Calcitonin gene-related peptide concentration in cerebrospinal fluid and serum in horses affected by trigeminal-mediated headshaking.

Journal:
Equine veterinary journal
Year:
2025
Authors:
Weber, Lisa Annabel et al.
Affiliation:
Clinic for Horses · Germany
Species:
horse

Abstract

BACKGROUND: Trigeminal-mediated headshaking (TMHS) in horses shares clinical features with human trigeminal neuralgia (HTN). Increased levels of the neuropeptide calcitonin gene-related peptide (CGRP) have been found in the blood and cerebrospinal fluid (CSF) of HTN patients. Inhibition of CGRP in humans has shown promise for pain relief. Data on CGRP in horses affected by TMHS are currently lacking but if quantifiable and validated, could assist in developing new diagnostic and more rational therapeutic approaches. OBJECTIVES: This study aimed to quantify and correlate CGRP concentrations in the serum and CSF of horses with TMHS; compare CSF CGRP levels across horses with various neurological, painful, inflammatory and chronic conditions; analyse serum CGRP concentrations before and after exercise-induced headshaking in affected horses versus healthy controls. STUDY DESIGN: Case-control study using bio-banked samples and prospective before-after study. METHODS: CGRP concentrations were measured in CSF and serum using a commercial ELISA kit across healthy controls (CONTROL, n = 5), TMHS-affected horses (n = 30), horses with cervical vertebral stenotic myelopathy (CVSM, n = 10) and horses with non-neurologic painful, inflammatory or chronic conditions (MIXED, n = 8). RESULTS: Median (interquartile range [IQR]) serum CGRP concentration in TMHS horses was 14.9 pg/mL (11.3-19.0 pg/mL), while mean ± SD CGRP CSF concentration was 64.9 ± 6.3 pg/mL. No correlation was found between serum and CSF CGRP (Spearman's rho = -0.04, p = 0.88).

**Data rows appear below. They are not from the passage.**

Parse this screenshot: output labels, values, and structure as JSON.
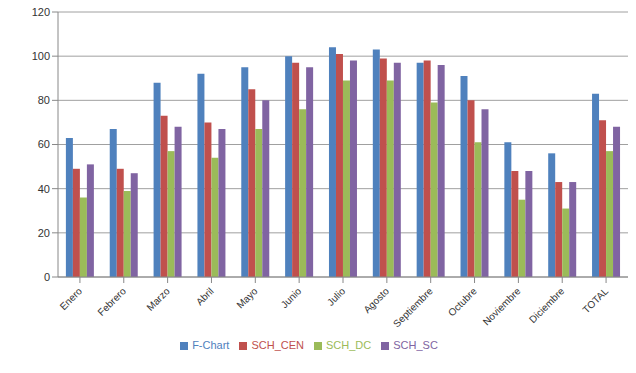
{
  "chart_data": {
    "type": "bar",
    "categories": [
      "Enero",
      "Febrero",
      "Marzo",
      "Abril",
      "Mayo",
      "Junio",
      "Julio",
      "Agosto",
      "Septiembre",
      "Octubre",
      "Noviembre",
      "Diciembre",
      "TOTAL"
    ],
    "series": [
      {
        "name": "F-Chart",
        "color": "#4f81bd",
        "values": [
          63,
          67,
          88,
          92,
          95,
          100,
          104,
          103,
          97,
          91,
          61,
          56,
          83
        ]
      },
      {
        "name": "SCH_CEN",
        "color": "#c0504d",
        "values": [
          49,
          49,
          73,
          70,
          85,
          97,
          101,
          99,
          98,
          80,
          48,
          43,
          71
        ]
      },
      {
        "name": "SCH_DC",
        "color": "#9bbb59",
        "values": [
          36,
          39,
          57,
          54,
          67,
          76,
          89,
          89,
          79,
          61,
          35,
          31,
          57
        ]
      },
      {
        "name": "SCH_SC",
        "color": "#8064a2",
        "values": [
          51,
          47,
          68,
          67,
          80,
          95,
          98,
          97,
          96,
          76,
          48,
          43,
          68
        ]
      }
    ],
    "ylim": [
      0,
      120
    ],
    "yticks": [
      0,
      20,
      40,
      60,
      80,
      100,
      120
    ],
    "grid": true,
    "legend": "bottom"
  }
}
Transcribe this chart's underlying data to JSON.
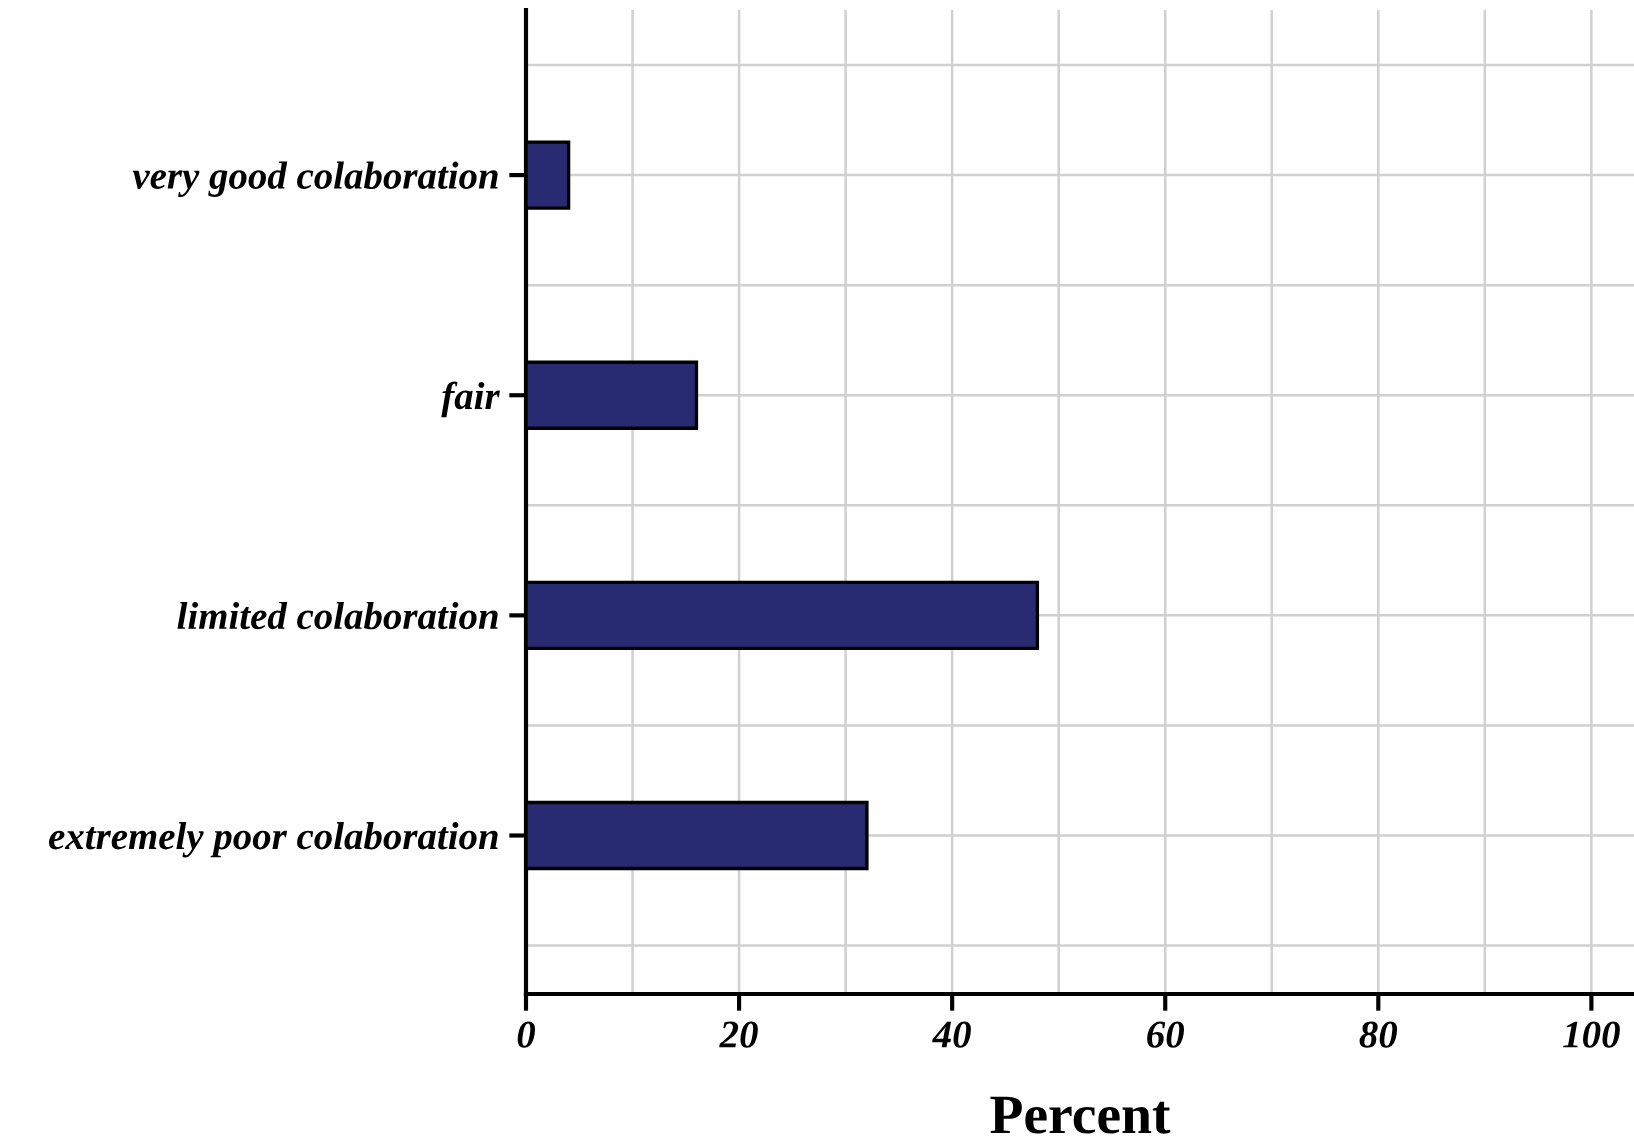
{
  "chart_data": {
    "type": "bar",
    "orientation": "horizontal",
    "xlabel": "Percent",
    "categories": [
      "very good colaboration",
      "fair",
      "limited colaboration",
      "extremely poor colaboration"
    ],
    "values": [
      4,
      16,
      48,
      32
    ],
    "color": "#282a72",
    "xlim": [
      0,
      104
    ],
    "xticks": [
      0,
      20,
      40,
      60,
      80,
      100
    ],
    "grid": true
  }
}
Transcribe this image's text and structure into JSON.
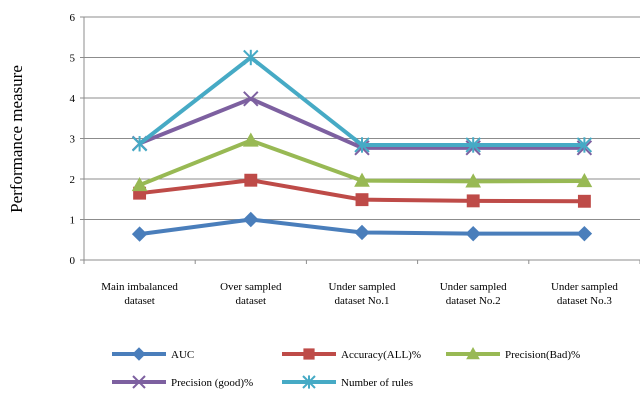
{
  "chart_data": {
    "type": "line",
    "ylabel": "Performance measure",
    "xlabel": "",
    "title": "",
    "ylim": [
      0,
      6
    ],
    "yticks": [
      0,
      1,
      2,
      3,
      4,
      5,
      6
    ],
    "grid": "horizontal",
    "legend_position": "bottom",
    "categories": [
      [
        "Main imbalanced",
        "dataset"
      ],
      [
        "Over sampled",
        "dataset"
      ],
      [
        "Under sampled",
        "dataset No.1"
      ],
      [
        "Under sampled",
        "dataset No.2"
      ],
      [
        "Under sampled",
        "dataset No.3"
      ]
    ],
    "series": [
      {
        "name": "AUC",
        "values": [
          0.64,
          1.0,
          0.68,
          0.65,
          0.65
        ],
        "color": "#4a7ebb",
        "marker": "diamond"
      },
      {
        "name": "Accuracy(ALL)%",
        "values": [
          1.65,
          1.97,
          1.49,
          1.46,
          1.45
        ],
        "color": "#be4b48",
        "marker": "square"
      },
      {
        "name": "Precision(Bad)%",
        "values": [
          1.85,
          2.95,
          1.96,
          1.94,
          1.95
        ],
        "color": "#98b954",
        "marker": "triangle"
      },
      {
        "name": "Precision (good)%",
        "values": [
          2.88,
          3.98,
          2.77,
          2.77,
          2.77
        ],
        "color": "#7d60a0",
        "marker": "x"
      },
      {
        "name": "Number of rules",
        "values": [
          2.87,
          5.0,
          2.84,
          2.84,
          2.84
        ],
        "color": "#46aac5",
        "marker": "star"
      }
    ]
  }
}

CSF CGRP levels were significantly higher in CVSM (73.8 pg/mL; p = 0.011) and lower in MIXED (52.0 pg/mL; p = 0.001) compared to TMHS. Serum CGRP concentrations showed no significant difference between TMHS and CONTROL groups. MAIN LIMITATIONS: Small sample size, lack of CSF samples from healthy controls. CONCLUSIONS: Higher CSF CGRP levels in neurologic conditions may suggest shared underlying mechanisms such as nerve irritation or neuroinflammation. Further research is needed to elucidate CGRP's role in TMHS pathophysiology.